Kubernetes incident response: A security playbook

Wiz エキスパートチーム
Key takeaways
  • Define incident response plan early and establish clear roles between security, platform, and development teams

  • Deploy comprehensive monitoring and logging across control plane, nodes, and workloads before incidents occur

  • Kubernetes incidents differ from traditional infrastructure due to ephemeral workloads and dynamic container lifecycles

  • Focus on rapid containment and preserving forensic evidence from short-lived containers

  • Implement automated response capabilities to match the speed of cloud-native attacks

Understanding Kubernetes security incidents

Kubernetes security incidents differ fundamentally from traditional IT breaches. Containers and pods are ephemeral—some containers live for only seconds or minutes. They're created, destroyed, and moved within seconds, making it far harder to track attacks compared to static servers.

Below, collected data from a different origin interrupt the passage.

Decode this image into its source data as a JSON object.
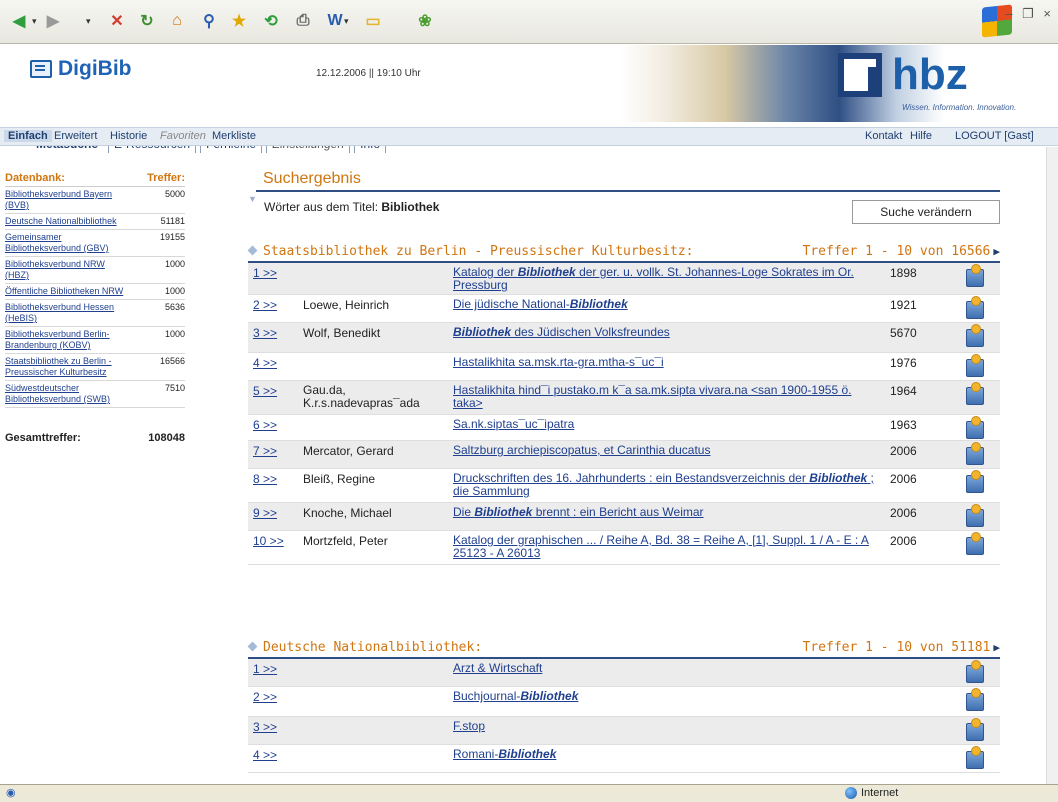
{
  "toolbar": {
    "buttons": [
      {
        "name": "back-button",
        "icon": "back-arrow-icon",
        "glyph": "◀",
        "color": "#2e9d3b"
      },
      {
        "name": "forward-button",
        "icon": "forward-arrow-icon",
        "glyph": "▶",
        "color": "#9a9a9a"
      },
      {
        "name": "stop-button",
        "icon": "stop-icon",
        "glyph": "✕",
        "color": "#d33b2c"
      },
      {
        "name": "refresh-button",
        "icon": "refresh-icon",
        "glyph": "↻",
        "color": "#3f8f34"
      },
      {
        "name": "home-button",
        "icon": "home-icon",
        "glyph": "⌂",
        "color": "#d07510"
      },
      {
        "name": "search-button",
        "icon": "search-icon",
        "glyph": "⚲",
        "color": "#2a5db0"
      },
      {
        "name": "favorites-button",
        "icon": "star-icon",
        "glyph": "★",
        "color": "#e0a800"
      },
      {
        "name": "history-button",
        "icon": "history-icon",
        "glyph": "⟲",
        "color": "#2e9d3b"
      },
      {
        "name": "print-button",
        "icon": "printer-icon",
        "glyph": "⎙",
        "color": "#666666"
      },
      {
        "name": "word-button",
        "icon": "word-icon",
        "glyph": "W",
        "color": "#2a5db0"
      },
      {
        "name": "folder-button",
        "icon": "folder-icon",
        "glyph": "▭",
        "color": "#e5b42f"
      },
      {
        "name": "plugin-button",
        "icon": "flower-icon",
        "glyph": "❀",
        "color": "#4d9e32"
      }
    ]
  },
  "header": {
    "logo": "DigiBib",
    "datetime": "12.12.2006 || 19:10 Uhr",
    "hbz_logo": "hbz",
    "hbz_tagline": "Wissen. Information. Innovation."
  },
  "tabs": [
    {
      "label": "Metasuche",
      "active": true
    },
    {
      "label": "E-Ressourcen"
    },
    {
      "label": "Fernleihe"
    },
    {
      "label": "Einstellungen",
      "muted": true
    },
    {
      "label": "Info"
    }
  ],
  "subnav": {
    "left": [
      "Einfach",
      "Erweitert",
      "Historie",
      "Favoriten",
      "Merkliste"
    ],
    "right": [
      "Kontakt",
      "Hilfe",
      "LOGOUT [Gast]"
    ]
  },
  "sidebar": {
    "col_db": "Datenbank:",
    "col_hits": "Treffer:",
    "rows": [
      {
        "name": "Bibliotheksverbund Bayern (BVB)",
        "hits": "5000"
      },
      {
        "name": "Deutsche Nationalbibliothek",
        "hits": "51181"
      },
      {
        "name": "Gemeinsamer Bibliotheksverbund (GBV)",
        "hits": "19155"
      },
      {
        "name": "Bibliotheksverbund NRW (HBZ)",
        "hits": "1000"
      },
      {
        "name": "Öffentliche Bibliotheken NRW",
        "hits": "1000"
      },
      {
        "name": "Bibliotheksverbund Hessen (HeBIS)",
        "hits": "5636"
      },
      {
        "name": "Bibliotheksverbund Berlin-Brandenburg (KOBV)",
        "hits": "1000"
      },
      {
        "name": "Staatsbibliothek zu Berlin - Preussischer Kulturbesitz",
        "hits": "16566"
      },
      {
        "name": "Südwestdeutscher Bibliotheksverbund (SWB)",
        "hits": "7510"
      }
    ],
    "total_label": "Gesamttreffer:",
    "total_value": "108048"
  },
  "search": {
    "title": "Suchergebnis",
    "query_label": "Wörter aus dem Titel:",
    "query_value": "Bibliothek",
    "change_button": "Suche verändern"
  },
  "sections": [
    {
      "title": "Staatsbibliothek zu Berlin - Preussischer Kulturbesitz:",
      "range": "Treffer 1 - 10 von 16566",
      "rows": [
        {
          "num": "1 >>",
          "author": "",
          "pre": "Katalog der ",
          "hl": "Bibliothek",
          "post": " der ger. u. vollk. St. Johannes-Loge Sokrates im Or. Pressburg",
          "year": "1898",
          "shade": true
        },
        {
          "num": "2 >>",
          "author": "Loewe, Heinrich",
          "pre": "Die jüdische National-",
          "hl": "Bibliothek",
          "post": "",
          "year": "1921",
          "shade": false
        },
        {
          "num": "3 >>",
          "author": "Wolf, Benedikt",
          "pre": "",
          "hl": "Bibliothek",
          "post": " des Jüdischen Volksfreundes",
          "year": "5670",
          "shade": true
        },
        {
          "num": "4 >>",
          "author": "",
          "pre": "Hastalikhita sa.msk.rta-gra.mtha-s¯uc¯i",
          "hl": "",
          "post": "",
          "year": "1976",
          "shade": false
        },
        {
          "num": "5 >>",
          "author": "Gau.da, K.r.s.nadevapras¯ada",
          "pre": "Hastalikhita hind¯i pustako.m k¯a sa.mk.sipta vivara.na <san 1900-1955 ö. taka>",
          "hl": "",
          "post": "",
          "year": "1964",
          "shade": true
        },
        {
          "num": "6 >>",
          "author": "",
          "pre": "Sa.nk.siptas¯uc¯ipatra",
          "hl": "",
          "post": "",
          "year": "1963",
          "shade": false
        },
        {
          "num": "7 >>",
          "author": "Mercator, Gerard",
          "pre": "Saltzburg archiepiscopatus, et Carinthia ducatus",
          "hl": "",
          "post": "",
          "year": "2006",
          "shade": true
        },
        {
          "num": "8 >>",
          "author": "Bleiß, Regine",
          "pre": "Druckschriften des 16. Jahrhunderts : ein Bestandsverzeichnis der ",
          "hl": "Bibliothek",
          "post": " ; die Sammlung",
          "year": "2006",
          "shade": false
        },
        {
          "num": "9 >>",
          "author": "Knoche, Michael",
          "pre": "Die ",
          "hl": "Bibliothek",
          "post": " brennt : ein Bericht aus Weimar",
          "year": "2006",
          "shade": true
        },
        {
          "num": "10 >>",
          "author": "Mortzfeld, Peter",
          "pre": "Katalog der graphischen ... / Reihe A, Bd. 38 = Reihe A, [1], Suppl. 1 / A - E : A 25123 - A 26013",
          "hl": "",
          "post": "",
          "year": "2006",
          "shade": false
        }
      ]
    },
    {
      "title": "Deutsche Nationalbibliothek:",
      "range": "Treffer 1 - 10 von 51181",
      "rows": [
        {
          "num": "1 >>",
          "author": "",
          "pre": "Arzt & Wirtschaft",
          "hl": "",
          "post": "",
          "year": "",
          "shade": true
        },
        {
          "num": "2 >>",
          "author": "",
          "pre": "Buchjournal-",
          "hl": "Bibliothek",
          "post": "",
          "year": "",
          "shade": false
        },
        {
          "num": "3 >>",
          "author": "",
          "pre": "F.stop",
          "hl": "",
          "post": "",
          "year": "",
          "shade": true
        },
        {
          "num": "4 >>",
          "author": "",
          "pre": "Romani-",
          "hl": "Bibliothek",
          "post": "",
          "year": "",
          "shade": false
        }
      ]
    }
  ],
  "statusbar": {
    "zone": "Internet"
  },
  "colors": {
    "accent_orange": "#d07510",
    "link_blue": "#1f3f8f",
    "rule_blue": "#2f4f84"
  }
}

Common Kubernetes security incidents include:

  • Container escapes: Attackers break out of isolated containers to access the host system

  • Exposed API servers: Misconfigured authentication or overly permissive RBAC enables unauthorized access and potentially cluster-wide control

  • Compromised service accounts: Used to move laterally and access sensitive resources

  • Supply chain attacks: Malicious code hidden in seemingly legitimate container images gets deployed across your infrastructure

Advanced Container Security Best Practices [Cheat Sheet]

Apply the right open-source tools and policies for your Kubernetes, Docker, or cloud-native container environments with this Cheat Sheet

Incident detection and initial assessment

Effective detection starts with proper logging and Kubernetes monitoring. This is critical since median detection time exceeds 40 minutes for production incidents. Enable audit logging on your API server and configure an audit policy defining which requests to record (stages, users, resources, verbs).

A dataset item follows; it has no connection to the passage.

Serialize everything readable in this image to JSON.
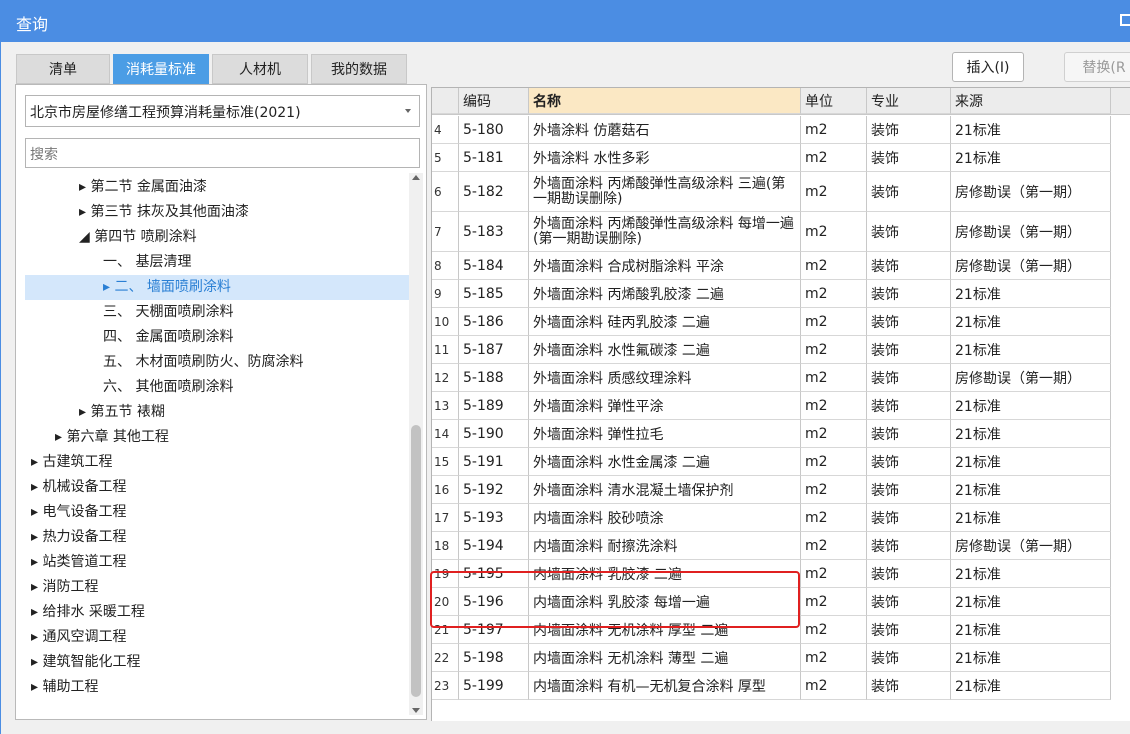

Real-time threat detection requires tools that analyze data as it arrives. Falco monitors system calls and alerts on unusual activity. Set up log aggregation to collect data from multiple sources and correlate events across your environment.

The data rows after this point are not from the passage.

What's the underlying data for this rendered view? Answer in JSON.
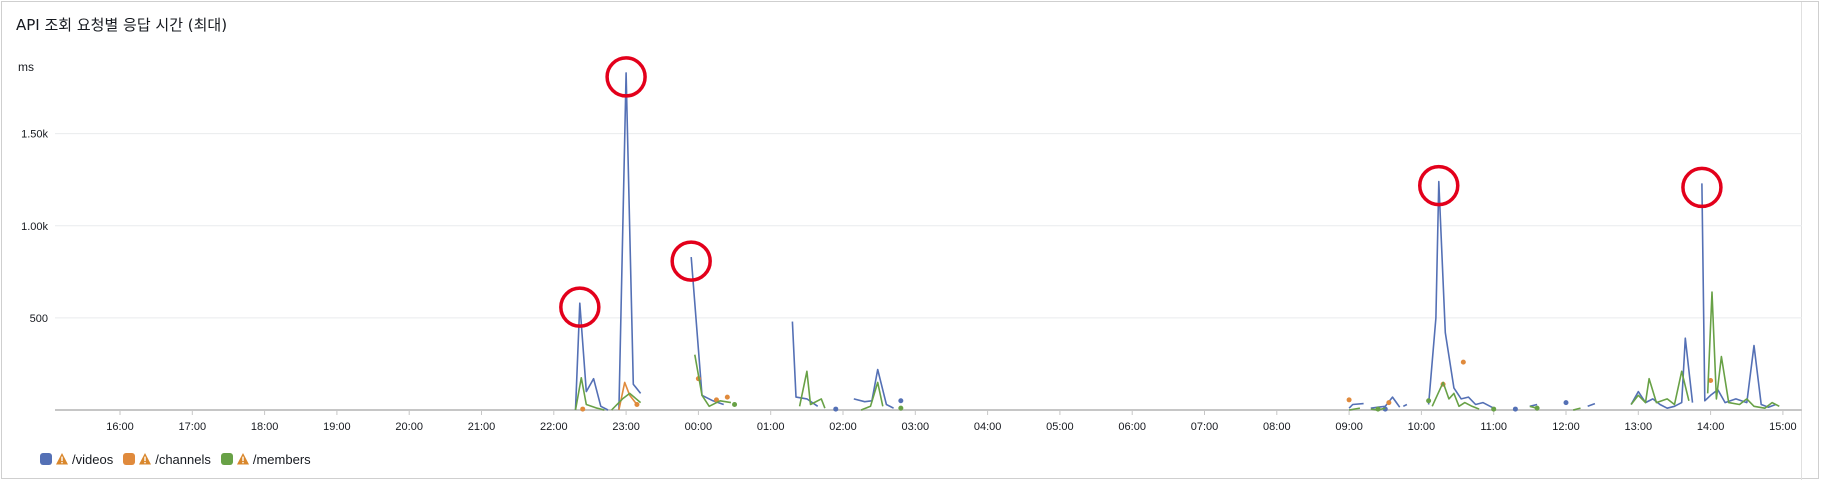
{
  "panel": {
    "title": "API 조회 요청별 응답 시간 (최대)",
    "unit": "ms"
  },
  "colors": {
    "videos": "#5470b5",
    "channels": "#e08a3c",
    "members": "#68a146",
    "grid": "#e9ebed",
    "axis": "#c6c6c6",
    "highlight": "#e3001b",
    "warning": "#d9872c"
  },
  "chart_data": {
    "type": "line",
    "title": "API 조회 요청별 응답 시간 (최대)",
    "ylabel": "ms",
    "ylim": [
      0,
      1900
    ],
    "yticks": [
      {
        "value": 500,
        "label": "500"
      },
      {
        "value": 1000,
        "label": "1.00k"
      },
      {
        "value": 1500,
        "label": "1.50k"
      }
    ],
    "xlim": [
      15.6,
      39.1
    ],
    "xticks": [
      {
        "value": 16,
        "label": "16:00"
      },
      {
        "value": 17,
        "label": "17:00"
      },
      {
        "value": 18,
        "label": "18:00"
      },
      {
        "value": 19,
        "label": "19:00"
      },
      {
        "value": 20,
        "label": "20:00"
      },
      {
        "value": 21,
        "label": "21:00"
      },
      {
        "value": 22,
        "label": "22:00"
      },
      {
        "value": 23,
        "label": "23:00"
      },
      {
        "value": 24,
        "label": "00:00"
      },
      {
        "value": 25,
        "label": "01:00"
      },
      {
        "value": 26,
        "label": "02:00"
      },
      {
        "value": 27,
        "label": "03:00"
      },
      {
        "value": 28,
        "label": "04:00"
      },
      {
        "value": 29,
        "label": "05:00"
      },
      {
        "value": 30,
        "label": "06:00"
      },
      {
        "value": 31,
        "label": "07:00"
      },
      {
        "value": 32,
        "label": "08:00"
      },
      {
        "value": 33,
        "label": "09:00"
      },
      {
        "value": 34,
        "label": "10:00"
      },
      {
        "value": 35,
        "label": "11:00"
      },
      {
        "value": 36,
        "label": "12:00"
      },
      {
        "value": 37,
        "label": "13:00"
      },
      {
        "value": 38,
        "label": "14:00"
      },
      {
        "value": 39,
        "label": "15:00"
      }
    ],
    "grid": true,
    "legend_position": "bottom-left",
    "series": [
      {
        "name": "/videos",
        "segments": [
          [
            [
              22.3,
              0
            ],
            [
              22.36,
              580
            ],
            [
              22.45,
              100
            ],
            [
              22.55,
              170
            ],
            [
              22.65,
              20
            ],
            [
              22.75,
              0
            ]
          ],
          [
            [
              22.9,
              0
            ],
            [
              23.0,
              1830
            ],
            [
              23.1,
              140
            ],
            [
              23.2,
              90
            ]
          ],
          [
            [
              23.9,
              830
            ],
            [
              24.05,
              80
            ],
            [
              24.2,
              50
            ],
            [
              24.35,
              30
            ]
          ],
          [
            [
              25.3,
              480
            ],
            [
              25.35,
              70
            ],
            [
              25.5,
              60
            ],
            [
              25.65,
              20
            ]
          ],
          [
            [
              26.15,
              60
            ],
            [
              26.3,
              45
            ],
            [
              26.4,
              50
            ],
            [
              26.48,
              220
            ],
            [
              26.6,
              30
            ],
            [
              26.7,
              10
            ]
          ],
          [
            [
              33.0,
              10
            ],
            [
              33.05,
              30
            ],
            [
              33.2,
              35
            ]
          ],
          [
            [
              33.3,
              10
            ],
            [
              33.4,
              15
            ],
            [
              33.5,
              20
            ],
            [
              33.6,
              70
            ],
            [
              33.7,
              15
            ]
          ],
          [
            [
              33.75,
              20
            ],
            [
              33.8,
              30
            ]
          ],
          [
            [
              34.1,
              30
            ],
            [
              34.2,
              500
            ],
            [
              34.24,
              1240
            ],
            [
              34.33,
              420
            ],
            [
              34.45,
              120
            ],
            [
              34.55,
              60
            ],
            [
              34.65,
              70
            ],
            [
              34.75,
              30
            ],
            [
              34.85,
              40
            ],
            [
              35.0,
              10
            ]
          ],
          [
            [
              35.5,
              20
            ],
            [
              35.6,
              30
            ]
          ],
          [
            [
              36.3,
              20
            ],
            [
              36.4,
              35
            ]
          ],
          [
            [
              36.9,
              30
            ],
            [
              37.0,
              100
            ],
            [
              37.1,
              40
            ],
            [
              37.2,
              60
            ],
            [
              37.3,
              30
            ],
            [
              37.4,
              10
            ],
            [
              37.5,
              20
            ],
            [
              37.6,
              40
            ],
            [
              37.65,
              390
            ],
            [
              37.75,
              40
            ]
          ],
          [
            [
              37.88,
              1230
            ],
            [
              37.92,
              50
            ],
            [
              38.0,
              80
            ],
            [
              38.1,
              110
            ],
            [
              38.2,
              40
            ],
            [
              38.35,
              60
            ],
            [
              38.5,
              40
            ],
            [
              38.6,
              350
            ],
            [
              38.7,
              30
            ],
            [
              38.8,
              15
            ],
            [
              38.9,
              30
            ]
          ]
        ],
        "dots": [
          [
            26.8,
            50
          ],
          [
            25.9,
            5
          ],
          [
            33.5,
            5
          ],
          [
            35.3,
            5
          ],
          [
            36.0,
            40
          ]
        ]
      },
      {
        "name": "/channels",
        "segments": [
          [
            [
              22.9,
              0
            ],
            [
              22.98,
              150
            ],
            [
              23.05,
              80
            ],
            [
              23.15,
              30
            ]
          ]
        ],
        "dots": [
          [
            22.4,
            5
          ],
          [
            23.15,
            30
          ],
          [
            24.0,
            170
          ],
          [
            24.25,
            55
          ],
          [
            24.4,
            70
          ],
          [
            33.0,
            55
          ],
          [
            33.55,
            40
          ],
          [
            34.3,
            140
          ],
          [
            34.58,
            260
          ],
          [
            38.0,
            160
          ]
        ]
      },
      {
        "name": "/members",
        "segments": [
          [
            [
              22.3,
              0
            ],
            [
              22.38,
              175
            ],
            [
              22.45,
              30
            ],
            [
              22.6,
              10
            ],
            [
              22.7,
              0
            ]
          ],
          [
            [
              22.8,
              0
            ],
            [
              22.95,
              60
            ],
            [
              23.05,
              90
            ],
            [
              23.2,
              40
            ]
          ],
          [
            [
              23.95,
              300
            ],
            [
              24.05,
              80
            ],
            [
              24.15,
              20
            ],
            [
              24.3,
              50
            ],
            [
              24.45,
              40
            ]
          ],
          [
            [
              25.4,
              20
            ],
            [
              25.5,
              210
            ],
            [
              25.55,
              30
            ],
            [
              25.7,
              60
            ],
            [
              25.75,
              10
            ]
          ],
          [
            [
              26.25,
              0
            ],
            [
              26.38,
              20
            ],
            [
              26.48,
              150
            ],
            [
              26.55,
              20
            ]
          ],
          [
            [
              33.0,
              0
            ],
            [
              33.15,
              10
            ]
          ],
          [
            [
              33.3,
              5
            ],
            [
              33.4,
              0
            ],
            [
              33.5,
              10
            ]
          ],
          [
            [
              34.15,
              20
            ],
            [
              34.3,
              150
            ],
            [
              34.38,
              60
            ],
            [
              34.45,
              90
            ],
            [
              34.52,
              20
            ],
            [
              34.6,
              40
            ],
            [
              34.7,
              20
            ],
            [
              34.8,
              5
            ]
          ],
          [
            [
              35.5,
              20
            ],
            [
              35.6,
              10
            ]
          ],
          [
            [
              36.1,
              0
            ],
            [
              36.2,
              10
            ]
          ],
          [
            [
              36.9,
              30
            ],
            [
              37.0,
              80
            ],
            [
              37.1,
              40
            ],
            [
              37.15,
              170
            ],
            [
              37.25,
              40
            ],
            [
              37.4,
              60
            ],
            [
              37.5,
              30
            ],
            [
              37.6,
              210
            ],
            [
              37.7,
              50
            ]
          ],
          [
            [
              37.96,
              90
            ],
            [
              38.02,
              640
            ],
            [
              38.08,
              60
            ],
            [
              38.15,
              290
            ],
            [
              38.25,
              40
            ],
            [
              38.4,
              30
            ],
            [
              38.5,
              60
            ],
            [
              38.6,
              20
            ],
            [
              38.75,
              10
            ],
            [
              38.85,
              40
            ],
            [
              38.95,
              20
            ]
          ]
        ],
        "dots": [
          [
            24.5,
            30
          ],
          [
            26.8,
            10
          ],
          [
            33.4,
            5
          ],
          [
            34.1,
            50
          ],
          [
            35.0,
            5
          ],
          [
            35.6,
            10
          ]
        ]
      }
    ],
    "highlight_circles": [
      {
        "x": 22.36,
        "y": 580
      },
      {
        "x": 23.0,
        "y": 1830
      },
      {
        "x": 23.9,
        "y": 830
      },
      {
        "x": 34.24,
        "y": 1240
      },
      {
        "x": 37.88,
        "y": 1230
      }
    ]
  },
  "legend": {
    "items": [
      {
        "label": "/videos",
        "color": "#5470b5"
      },
      {
        "label": "/channels",
        "color": "#e08a3c"
      },
      {
        "label": "/members",
        "color": "#68a146"
      }
    ]
  }
}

Graph-based context for faster triage: Modern detection systems correlate audit logs, runtime signals, identity permissions, and network exposure into a unified security graph. This connects related entities—linking a suspicious pod to its service account, RBAC role, accessible secrets, and external IPs. Graph-based correlation can significantly reduce false positives—often by as much as 70–80%—by distinguishing isolated anomalies from genuine attack paths.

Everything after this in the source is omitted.